Bug 769920

Summary: Occasional oops in firmware_loading_store while booting installer
Product: [Fedora] Fedora Reporter: Jason Tibbitts <tibbs>
Component: kernelAssignee: Neil Horman <nhorman>
Status: CLOSED ERRATA QA Contact: Fedora Extras Quality Assurance <extras-qa>
Severity: unspecified Docs Contact:
Priority: unspecified    
Version: 16CC: gansalmon, itamar, jonathan, kernel-maint, madhu.chinakonda, mlb, nhorman
Target Milestone: ---   
Target Release: ---   
Hardware: Unspecified   
OS: Unspecified   
Whiteboard:
Fixed In Version: Doc Type: Bug Fix
Doc Text:
Story Points: ---
Clone Of: Environment:
Last Closed: 2012-02-06 16:59:20 UTC Type: ---
Regression: --- Mount Type: ---
Documentation: --- CRM:
Verified Versions: Category: ---
oVirt Team: --- RHEL 7.3 requirements from Atomic Host:
Cloudforms Team: --- Target Upstream Version:
Attachments:
Description Flags
Picture of warning and oops
none
patch to fix reported oops none

Description Jason Tibbitts 2011-12-22 18:29:39 UTC
Created attachment 549229 [details]
Picture of warning and oops

Very occasionally when booting the Fedora 16 installer, I'll get an oops in firmware_loading_store.  I was able to get a picture of the oops and a warning immediately preceding it.  The system was still alive, but it appears the installer was hung trying to configure the network, and my attempt to run the 'ip' command to see if the network was up also hung.

I'll attach the picture; the oops was at firmware_loading_store+0xf9/0x17b and the backtrace went:

dev_attr_store+0x20/0x22
sysfs_write_file+0x101/0x134
vfs_write+0xac/0xf3
sys_write+0x4a/0x6e
system_call_fastpath+0x16/0x1b

Comment 1 Neil Horman 2011-12-22 19:41:47 UTC
I see the problem

Comment 2 Neil Horman 2011-12-22 19:45:41 UTC
Sorry, hit save too early.  Theres a race on the use of fw_priv->fw.  In case 1 in firmware_loading_store we dereference fw_priv->fw->data without the protection of the fw_lock mutex.  It can be set to NULL in _request_firmware prior to the sysfs file being unlinked, allowing for a user space app to write into it and see a NULL pointer there.
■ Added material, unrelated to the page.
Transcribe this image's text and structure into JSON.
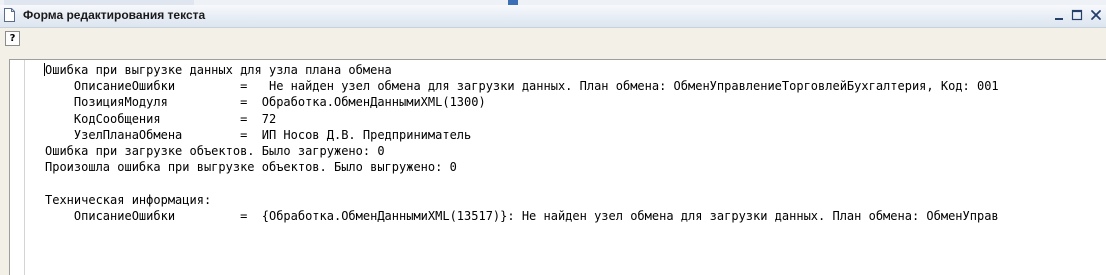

I'll get it fixed in a bit.

Comment 3 Neil Horman 2011-12-22 20:04:20 UTC
Created attachment 549234 [details]
patch to fix reported oops

Its untested, but this should prevent your oops.

Comment 4 Neil Horman 2011-12-22 20:19:27 UTC
http://koji.fedoraproject.org/koji/taskinfo?taskID=3601889

theres a test build for you.  Please install it on your system and confirm that it boots, and that you no longer see the reported oops.  Thanks!

Comment 5 Jason Tibbitts 2011-12-22 20:33:01 UTC
It might be a bit difficult to test this.  I've only ever seen this when booting the F16 installer, and then only three times out of the perhaps a hundred times that I've booted it recently.

Fortunately I use the pxe images so I _think_ I can just replace the vmlinuz there with one pulled from the koji build when it finishes.  But saying that it conclusively solves the problem is going to be pretty difficult, though I do have another hundred or so machines to install.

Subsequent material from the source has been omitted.